Doctors’ Money

While responding to a comment to another post from a couple of days ago, PG was reminded of a term, “Doctors’ Money.”

This is an example of a cognitive error often called, “transference of expertise.”

From Perceptual Edge:

People sometimes claim expertise in one field based on experience in another. This is a fallacious and deceitful claim. I have extensive experience in visual design, but I cannot claim expertise in architecture. Any building that I designed would most certainly crumble around me. I’m a skilled teacher, but this does not qualify me as a psychotherapist. That hasn’t stopped me from occasionally giving advice to friends, but without charge, which probably matches its worth. Although these fields of endeavor overlap in some ways, expertise in one does not convey expertise in another. No concert violinist would claim the transfer of that virtuosity to the saxophone, but IT professionals sometimes make claims that are every bit as audacious.

Link to the rest at Perceptual Edge

Basically, as stated at greater length above, the error is that someone who is an expert in one field of endeavor believes she/he is also an expert in another field.

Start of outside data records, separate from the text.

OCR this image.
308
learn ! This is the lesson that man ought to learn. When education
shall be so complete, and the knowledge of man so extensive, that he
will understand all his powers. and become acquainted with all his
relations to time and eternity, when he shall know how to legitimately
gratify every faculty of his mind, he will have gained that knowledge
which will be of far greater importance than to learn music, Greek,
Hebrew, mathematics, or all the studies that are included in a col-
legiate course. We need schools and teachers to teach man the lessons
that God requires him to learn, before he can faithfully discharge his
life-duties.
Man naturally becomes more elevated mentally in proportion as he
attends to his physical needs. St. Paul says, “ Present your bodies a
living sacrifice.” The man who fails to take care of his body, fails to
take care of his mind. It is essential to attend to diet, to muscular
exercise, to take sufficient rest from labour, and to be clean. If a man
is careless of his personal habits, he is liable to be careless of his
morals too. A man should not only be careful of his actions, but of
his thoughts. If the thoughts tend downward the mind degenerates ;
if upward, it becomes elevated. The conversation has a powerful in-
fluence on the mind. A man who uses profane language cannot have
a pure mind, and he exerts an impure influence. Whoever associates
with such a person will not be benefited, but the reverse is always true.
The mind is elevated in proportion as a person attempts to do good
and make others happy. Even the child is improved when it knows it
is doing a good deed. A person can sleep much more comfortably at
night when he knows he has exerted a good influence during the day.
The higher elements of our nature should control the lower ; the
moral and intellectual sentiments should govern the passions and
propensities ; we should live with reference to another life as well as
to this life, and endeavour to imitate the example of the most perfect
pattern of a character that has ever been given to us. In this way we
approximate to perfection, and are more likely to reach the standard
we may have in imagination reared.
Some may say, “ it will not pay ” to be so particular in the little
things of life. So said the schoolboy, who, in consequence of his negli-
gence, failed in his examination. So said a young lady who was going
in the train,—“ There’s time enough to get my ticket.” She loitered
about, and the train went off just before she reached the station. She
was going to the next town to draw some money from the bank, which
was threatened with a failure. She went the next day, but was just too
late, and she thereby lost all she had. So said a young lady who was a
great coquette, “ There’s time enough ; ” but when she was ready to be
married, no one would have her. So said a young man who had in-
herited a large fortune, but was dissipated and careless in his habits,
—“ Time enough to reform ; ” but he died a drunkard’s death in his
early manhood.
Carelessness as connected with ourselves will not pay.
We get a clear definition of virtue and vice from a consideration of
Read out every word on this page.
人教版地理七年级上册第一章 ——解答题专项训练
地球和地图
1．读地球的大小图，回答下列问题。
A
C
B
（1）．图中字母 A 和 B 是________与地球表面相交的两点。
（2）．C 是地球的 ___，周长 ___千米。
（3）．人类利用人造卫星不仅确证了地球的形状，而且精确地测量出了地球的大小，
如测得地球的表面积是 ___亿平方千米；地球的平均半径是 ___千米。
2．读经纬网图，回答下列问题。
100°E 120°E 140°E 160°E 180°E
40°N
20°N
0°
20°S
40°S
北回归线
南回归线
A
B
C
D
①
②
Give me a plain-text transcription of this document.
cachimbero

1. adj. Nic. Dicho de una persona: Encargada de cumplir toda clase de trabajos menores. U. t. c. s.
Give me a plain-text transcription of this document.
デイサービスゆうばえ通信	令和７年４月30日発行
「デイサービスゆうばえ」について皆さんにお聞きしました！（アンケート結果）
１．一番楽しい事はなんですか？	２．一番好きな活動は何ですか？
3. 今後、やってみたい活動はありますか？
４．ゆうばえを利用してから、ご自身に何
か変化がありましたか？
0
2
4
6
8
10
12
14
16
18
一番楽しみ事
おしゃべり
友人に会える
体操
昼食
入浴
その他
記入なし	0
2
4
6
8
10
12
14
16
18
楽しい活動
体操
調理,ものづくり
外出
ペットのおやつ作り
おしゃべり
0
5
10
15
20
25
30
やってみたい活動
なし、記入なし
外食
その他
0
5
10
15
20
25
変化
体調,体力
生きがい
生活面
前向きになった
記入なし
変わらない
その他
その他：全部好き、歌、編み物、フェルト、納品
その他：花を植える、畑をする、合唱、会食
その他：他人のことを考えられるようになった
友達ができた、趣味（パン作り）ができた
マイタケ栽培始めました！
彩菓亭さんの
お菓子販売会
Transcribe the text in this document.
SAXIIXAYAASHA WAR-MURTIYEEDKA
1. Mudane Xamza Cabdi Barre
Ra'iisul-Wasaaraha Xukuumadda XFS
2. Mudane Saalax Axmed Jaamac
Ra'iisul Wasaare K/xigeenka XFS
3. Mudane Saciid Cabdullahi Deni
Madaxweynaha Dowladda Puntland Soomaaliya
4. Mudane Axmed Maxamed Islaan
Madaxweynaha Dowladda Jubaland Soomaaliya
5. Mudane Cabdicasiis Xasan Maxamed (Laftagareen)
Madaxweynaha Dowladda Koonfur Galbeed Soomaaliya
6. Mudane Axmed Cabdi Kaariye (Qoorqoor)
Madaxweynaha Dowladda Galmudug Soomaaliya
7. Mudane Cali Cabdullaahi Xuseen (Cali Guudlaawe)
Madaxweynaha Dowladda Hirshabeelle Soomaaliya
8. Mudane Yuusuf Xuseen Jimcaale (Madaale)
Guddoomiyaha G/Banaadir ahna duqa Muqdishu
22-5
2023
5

As a baby lawyer working in a securities law firm a long time ago, PG learned that the term, “doctors’ money”, when applied to a stock or a company meant the equivalent of “dumb money”.

Because of a doctor’s extensive education and intellectual abilities in the medical field, many doctors felt their innate intelligence was such that they could listen to a description of a newly-public company or one that was planning a public offering of its stock in a year or so and discern which companies’ stock prices were certain to appreciate. If a startup company was backed by a lot of investments by physicians, this constituted a warning flag for more savvy investors.

There was also a herd phenomenon that sometimes occurred when one doctor found what he/she believed was an excellent investment and told professional associates and friends about it and those people bought the same stock.

2 thoughts on “Doctors’ Money”

  1. Without naming any names, about two decades ago a client came to me for advice about a sham vanity press (or is that vanity sham press?) run on the Dorothy Deering model. It was related to crime novels, which is ironic enough. The client knew little or nothing about publishing, although he knew a lot about crime: He was a judge.

    He was smart enough to recognize that something was amiss after only sinking a few thousand dollars into the scheme, and he had kept good enough records that I was able to help him get out of the contracts with the scheme. But the context was new enough to him that, even as a judge who heard some criminal matters, he didn’t recognize a scheme drawing from one that was undoubtedly criminal (including criminal conviction of its principals).

    So one need not go as far as medicine to find sophisticated, intelligent victims of financial cons (and, with all due respect to the securities bar, the difference between a “con” and a “sophisticated cutting-edge securities offering” is more often than not post-offering luck that makes the result acceptable for the latter). And finding victims of cons in an industry as devoted to secrecy as publishing is easy.

    • Agreed, CE.

      Then there is the experience of representing a doctor who is giving a deposition or testifying in court.

      “If you can answer a question accurately with a simple yes or no, that’s all you need to say.”

      “Listen to the question carefully, then provide an accurate answer to the question asked. You don’t need to elaborate once you have done that.”

      “Make sure you listen to the question carefully to make certain you understand it. It’s no problem if you take a moment to collect your thoughts before you start to speak.”

      “If you don’t understand a question, say so. It’s counsel’s job to ask questions in an understandable manner.”

      “If I object to a question by opposing counsel, please stop talking and wait until I complete my objection. Unless I tell you you can go ahead and answer the question, wait until the next question and answer that one.” (Or, in court, wait for the judge to rule on the objection. If the judge sustains my objection, don’t say anything until you get a new question.)

      I always thought that doctors made the worst witnesses (and clients) until I was retained to represent a lawyer. The judge explained that my client was a witness and that, as a witness, he couldn’t make an objection to opposing counsel’s question.